Laura Anello, La Stampa 17/4/2013, 17 aprile 2013
MA DOPO TUTTO QUESTO TEMPO NON SO PIU’ A CHI CREDERE"
E allora? È davvero l’ultimo velo che si alza su Capaci? Tina Montinaro, vedova di Antonio — l’angelo custode di Falcone morto a 20 anni nella strage — trattiene l’irruenza, si ferma, pesa le parole: «Mi fa piacere che i magistrati di Caltanissetta stiano lavorando per scoprire la verità, ma io francamente non ci credo più».
Perché?
«Mi chiedo come sia possibile che un pentito si svegli dopo vent’anni. In tutto questo tempo dov’è stato? Aspettando giustizia, ho visto quanti circhi equestri sono stati messi in piedi. Basta pensare al primo processo su via D’Amelio, con i falsi collaboratori di giustizia, gli innocenti dentro e i colpevoli fuori».

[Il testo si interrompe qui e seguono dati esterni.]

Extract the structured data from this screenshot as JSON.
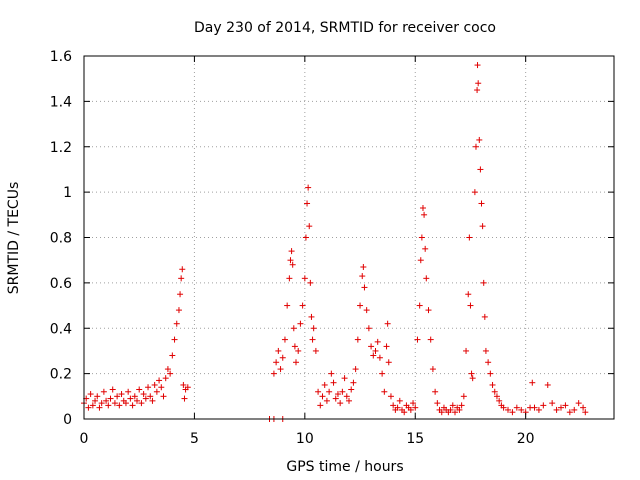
{
  "chart_data": {
    "type": "scatter",
    "title": "Day 230 of 2014, SRMTID for receiver coco",
    "xlabel": "GPS time / hours",
    "ylabel": "SRMTID / TECUs",
    "xlim": [
      0,
      24
    ],
    "ylim": [
      0,
      1.6
    ],
    "xticks": [
      0,
      5,
      10,
      15,
      20
    ],
    "xtick_labels": [
      "0",
      "5",
      "10",
      "15",
      "20"
    ],
    "yticks": [
      0,
      0.2,
      0.4,
      0.6,
      0.8,
      1.0,
      1.2,
      1.4,
      1.6
    ],
    "ytick_labels": [
      "0",
      "0.2",
      "0.4",
      "0.6",
      "0.8",
      "1",
      "1.2",
      "1.4",
      "1.6"
    ],
    "grid": true,
    "marker": "+",
    "color": "#e00000",
    "series": [
      {
        "name": "SRMTID",
        "points": [
          [
            0.0,
            0.07
          ],
          [
            0.1,
            0.09
          ],
          [
            0.2,
            0.05
          ],
          [
            0.3,
            0.11
          ],
          [
            0.4,
            0.06
          ],
          [
            0.5,
            0.08
          ],
          [
            0.6,
            0.1
          ],
          [
            0.7,
            0.05
          ],
          [
            0.8,
            0.07
          ],
          [
            0.9,
            0.12
          ],
          [
            1.0,
            0.08
          ],
          [
            1.1,
            0.06
          ],
          [
            1.2,
            0.09
          ],
          [
            1.3,
            0.13
          ],
          [
            1.4,
            0.07
          ],
          [
            1.5,
            0.1
          ],
          [
            1.6,
            0.06
          ],
          [
            1.7,
            0.11
          ],
          [
            1.8,
            0.08
          ],
          [
            1.9,
            0.07
          ],
          [
            2.0,
            0.12
          ],
          [
            2.1,
            0.09
          ],
          [
            2.2,
            0.06
          ],
          [
            2.3,
            0.1
          ],
          [
            2.4,
            0.08
          ],
          [
            2.5,
            0.13
          ],
          [
            2.6,
            0.07
          ],
          [
            2.7,
            0.11
          ],
          [
            2.8,
            0.09
          ],
          [
            2.9,
            0.14
          ],
          [
            3.0,
            0.1
          ],
          [
            3.1,
            0.08
          ],
          [
            3.2,
            0.15
          ],
          [
            3.3,
            0.12
          ],
          [
            3.4,
            0.17
          ],
          [
            3.5,
            0.14
          ],
          [
            3.6,
            0.1
          ],
          [
            3.7,
            0.18
          ],
          [
            3.8,
            0.22
          ],
          [
            3.9,
            0.2
          ],
          [
            4.0,
            0.28
          ],
          [
            4.1,
            0.35
          ],
          [
            4.2,
            0.42
          ],
          [
            4.3,
            0.48
          ],
          [
            4.35,
            0.55
          ],
          [
            4.4,
            0.62
          ],
          [
            4.45,
            0.66
          ],
          [
            4.5,
            0.15
          ],
          [
            4.55,
            0.09
          ],
          [
            4.6,
            0.13
          ],
          [
            4.7,
            0.14
          ],
          [
            8.4,
            0.0
          ],
          [
            8.6,
            0.0
          ],
          [
            9.0,
            0.0
          ],
          [
            8.6,
            0.2
          ],
          [
            8.7,
            0.25
          ],
          [
            8.8,
            0.3
          ],
          [
            8.9,
            0.22
          ],
          [
            9.0,
            0.27
          ],
          [
            9.1,
            0.35
          ],
          [
            9.2,
            0.5
          ],
          [
            9.3,
            0.62
          ],
          [
            9.35,
            0.7
          ],
          [
            9.4,
            0.74
          ],
          [
            9.45,
            0.68
          ],
          [
            9.5,
            0.4
          ],
          [
            9.55,
            0.32
          ],
          [
            9.6,
            0.25
          ],
          [
            9.7,
            0.3
          ],
          [
            9.8,
            0.42
          ],
          [
            9.9,
            0.5
          ],
          [
            10.0,
            0.62
          ],
          [
            10.05,
            0.8
          ],
          [
            10.1,
            0.95
          ],
          [
            10.15,
            1.02
          ],
          [
            10.2,
            0.85
          ],
          [
            10.25,
            0.6
          ],
          [
            10.3,
            0.45
          ],
          [
            10.35,
            0.35
          ],
          [
            10.4,
            0.4
          ],
          [
            10.5,
            0.3
          ],
          [
            10.6,
            0.12
          ],
          [
            10.7,
            0.06
          ],
          [
            10.8,
            0.1
          ],
          [
            10.9,
            0.15
          ],
          [
            11.0,
            0.08
          ],
          [
            11.1,
            0.12
          ],
          [
            11.2,
            0.2
          ],
          [
            11.3,
            0.16
          ],
          [
            11.4,
            0.09
          ],
          [
            11.5,
            0.11
          ],
          [
            11.6,
            0.07
          ],
          [
            11.7,
            0.12
          ],
          [
            11.8,
            0.18
          ],
          [
            11.9,
            0.1
          ],
          [
            12.0,
            0.08
          ],
          [
            12.1,
            0.13
          ],
          [
            12.2,
            0.16
          ],
          [
            12.3,
            0.22
          ],
          [
            12.4,
            0.35
          ],
          [
            12.5,
            0.5
          ],
          [
            12.6,
            0.63
          ],
          [
            12.65,
            0.67
          ],
          [
            12.7,
            0.58
          ],
          [
            12.8,
            0.48
          ],
          [
            12.9,
            0.4
          ],
          [
            13.0,
            0.32
          ],
          [
            13.1,
            0.28
          ],
          [
            13.2,
            0.3
          ],
          [
            13.3,
            0.34
          ],
          [
            13.4,
            0.27
          ],
          [
            13.5,
            0.2
          ],
          [
            13.6,
            0.12
          ],
          [
            13.7,
            0.32
          ],
          [
            13.75,
            0.42
          ],
          [
            13.8,
            0.25
          ],
          [
            13.9,
            0.1
          ],
          [
            14.0,
            0.06
          ],
          [
            14.1,
            0.04
          ],
          [
            14.2,
            0.05
          ],
          [
            14.3,
            0.08
          ],
          [
            14.4,
            0.04
          ],
          [
            14.5,
            0.03
          ],
          [
            14.6,
            0.06
          ],
          [
            14.7,
            0.05
          ],
          [
            14.8,
            0.04
          ],
          [
            14.9,
            0.07
          ],
          [
            15.0,
            0.05
          ],
          [
            15.1,
            0.35
          ],
          [
            15.2,
            0.5
          ],
          [
            15.25,
            0.7
          ],
          [
            15.3,
            0.8
          ],
          [
            15.35,
            0.93
          ],
          [
            15.4,
            0.9
          ],
          [
            15.45,
            0.75
          ],
          [
            15.5,
            0.62
          ],
          [
            15.6,
            0.48
          ],
          [
            15.7,
            0.35
          ],
          [
            15.8,
            0.22
          ],
          [
            15.9,
            0.12
          ],
          [
            16.0,
            0.07
          ],
          [
            16.1,
            0.04
          ],
          [
            16.2,
            0.03
          ],
          [
            16.3,
            0.05
          ],
          [
            16.4,
            0.04
          ],
          [
            16.5,
            0.03
          ],
          [
            16.6,
            0.04
          ],
          [
            16.7,
            0.06
          ],
          [
            16.8,
            0.03
          ],
          [
            16.9,
            0.05
          ],
          [
            17.0,
            0.04
          ],
          [
            17.1,
            0.06
          ],
          [
            17.2,
            0.1
          ],
          [
            17.3,
            0.3
          ],
          [
            17.4,
            0.55
          ],
          [
            17.45,
            0.8
          ],
          [
            17.5,
            0.5
          ],
          [
            17.55,
            0.2
          ],
          [
            17.6,
            0.18
          ],
          [
            17.7,
            1.0
          ],
          [
            17.75,
            1.2
          ],
          [
            17.8,
            1.45
          ],
          [
            17.82,
            1.56
          ],
          [
            17.85,
            1.48
          ],
          [
            17.9,
            1.23
          ],
          [
            17.95,
            1.1
          ],
          [
            18.0,
            0.95
          ],
          [
            18.05,
            0.85
          ],
          [
            18.1,
            0.6
          ],
          [
            18.15,
            0.45
          ],
          [
            18.2,
            0.3
          ],
          [
            18.3,
            0.25
          ],
          [
            18.4,
            0.2
          ],
          [
            18.5,
            0.15
          ],
          [
            18.6,
            0.12
          ],
          [
            18.7,
            0.1
          ],
          [
            18.8,
            0.08
          ],
          [
            18.9,
            0.06
          ],
          [
            19.0,
            0.05
          ],
          [
            19.2,
            0.04
          ],
          [
            19.4,
            0.03
          ],
          [
            19.6,
            0.05
          ],
          [
            19.8,
            0.04
          ],
          [
            20.0,
            0.03
          ],
          [
            20.2,
            0.05
          ],
          [
            20.3,
            0.16
          ],
          [
            20.4,
            0.05
          ],
          [
            20.6,
            0.04
          ],
          [
            20.8,
            0.06
          ],
          [
            21.0,
            0.15
          ],
          [
            21.2,
            0.07
          ],
          [
            21.4,
            0.04
          ],
          [
            21.6,
            0.05
          ],
          [
            21.8,
            0.06
          ],
          [
            22.0,
            0.03
          ],
          [
            22.2,
            0.04
          ],
          [
            22.4,
            0.07
          ],
          [
            22.6,
            0.05
          ],
          [
            22.7,
            0.03
          ]
        ]
      }
    ]
  }
}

Stavolta gli arresti riguardano coloro che avrebbero procurato l’esplosivo. Tritolo ricavato da bombe inesplose a mare, poi fatto a pezzi e ridotto a polvere dai mafiosi perfino con l’aiuto di uno scolapasta. Che effetto le fa sapere tutto questo?
«Mi sembra di stare su un ottovolante. Negli anni si è parlato di servizi deviati, di 007, di complotti internazionali, sull’esplosivo si sono seguite piste che portavano lontano da Cosa Nostra. Ho sentito fior di esperti, di consulenti, di analisti. Ora viene fuori il racconto di questi mafiosi-artigiani che si procurano il tritolo da un pescatore a Porticello, a due passi da Palermo, e lo fanno a pezzi con le loro mani. Sinceramente non so a chi credere».

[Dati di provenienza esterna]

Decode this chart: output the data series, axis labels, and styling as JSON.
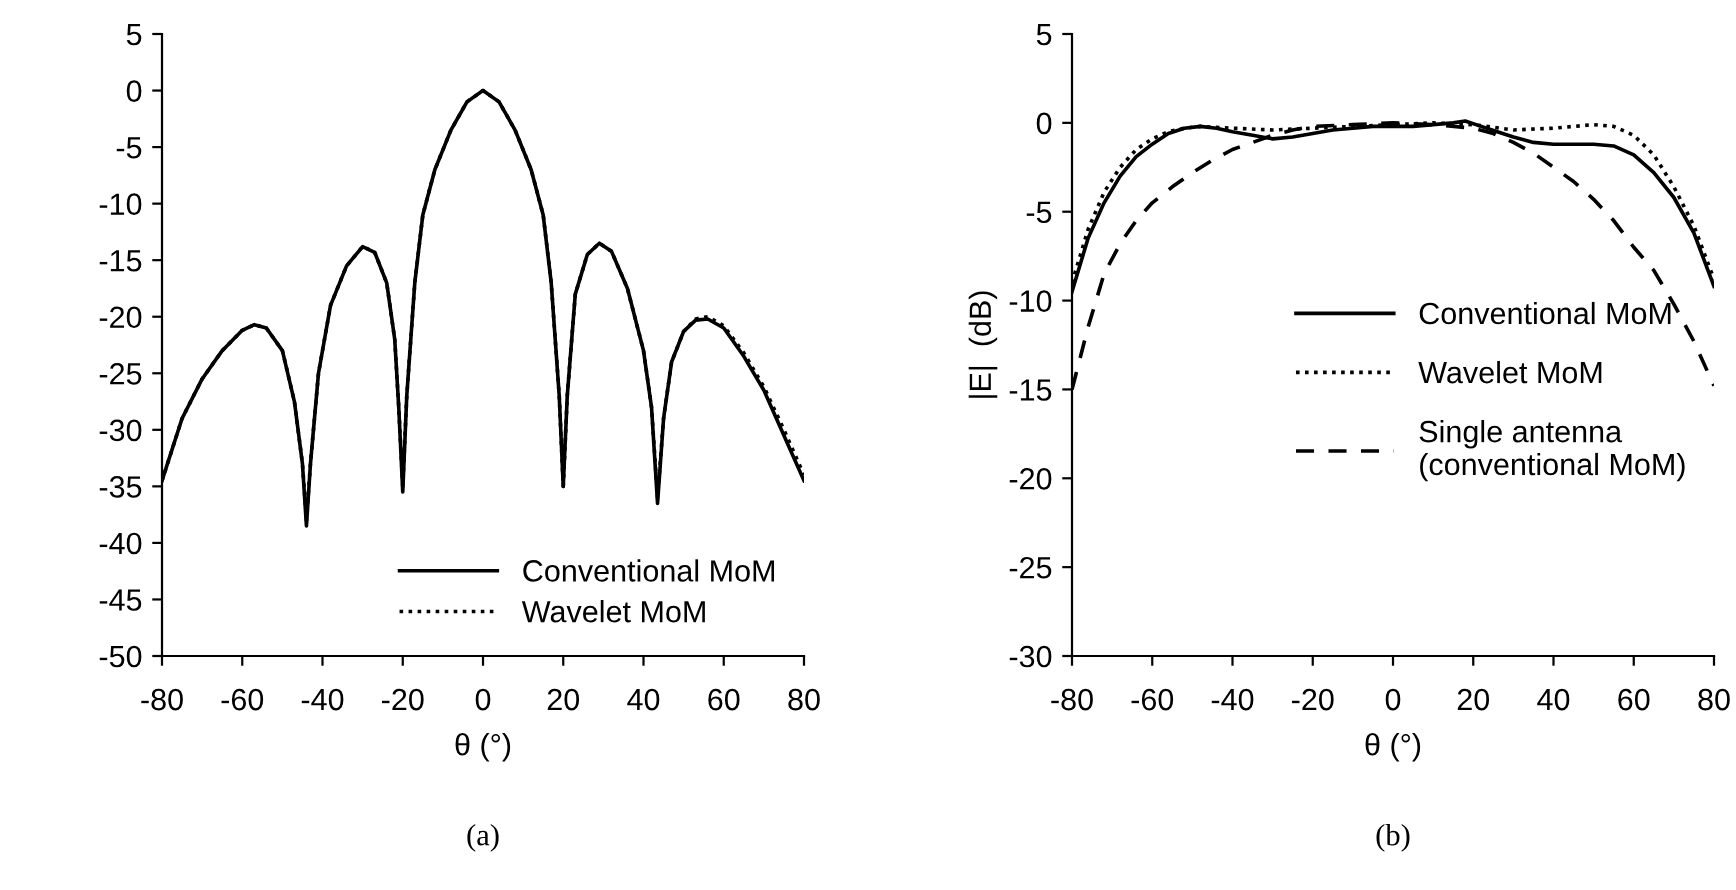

Ma al fatto che prima o poi la verità verrà fuori ci crede?
«Io devo crederci. Soltanto con la verità Antonio avrà pace. Soltanto con la verità potremo avere giustizia, io e i miei figli. Gaetano aveva 4 anni quando suo padre è morto, e Giovanni uno. Gaetano per giorni non ha pianto, non ha dormito, non ha mangiato. Finché un giorno mi ha detto: “Papà sta a Roma, l’ha detto a me l’altra sera. Papà è partito”. Per tutte le elementari, d’accordo con i compagni e i genitori, abbiamo dovuto far finta di credere a questa bugia. Quando lo psicologo che lo prese in cura gli chiese di disegnare la sua casa, lui rispose: “Io disegno quello che voglio io”, fece una macchina sottosopra e tre corpi schiantati, nel sangue. Questo vorrei raccontare agli uomini che macinavano il tritolo».
La vedova di Vito Schifani, Rosaria, ha più volte detto che per lei alcuni tasselli non combaciano, che quel giorno forse c’era qualcuno che già sapeva. Anche lei pensa che suo marito sia stato mandato a morire?
«No, mio marito fece cambio apposta con un collega per andare a prendere Falcone all’aeroporto. Era il suo mito. Non avrebbe voluto morire diversamente, Antonio. Gli sarà solo dispiaciuto di non essere riuscito a salvare il suo giudice, “uno che fa sul serio, uno che la mafia la vuole sconfiggere davvero”, diceva».
Adesso che cosa chiede allo Stato?
«Di non avere paura, come non ne aveva Antonio. Nell’unica intervista video che ha lasciato, spiega: “La paura è qualcosa che tutti abbiamo, io ho paura ma non sono un vigliacco. E la paura è lasciare soli i propri figli”. Lui i figli li ha salutati mentre giocavano dentro la nostra Cinquecento. Si affacciò dal tettuccio apribile, loro fecero come per nascondersi di fronte a un gigante, lui faceva ciao ciao e loro rispondevano ridendo. È il loro ultimo ricordo».
E il suo ultimo ricordo qual è?
«Ne ho tanti, belli e brutti, i ricordi di unavita accanto a un uomo che rischiava la vita per uno stipendio di milione e 600 mila lire al mese, 800 euro. Vorrei dire piuttosto qual è il mio auspicio. Vorrei che in questo Paese non fosse normale che le verità restino nascoste per vent’anni e oltre. A questo ormai siamo abituati, non ci scandalizziamo più. Vorrei che la normalità fosse la giustizia».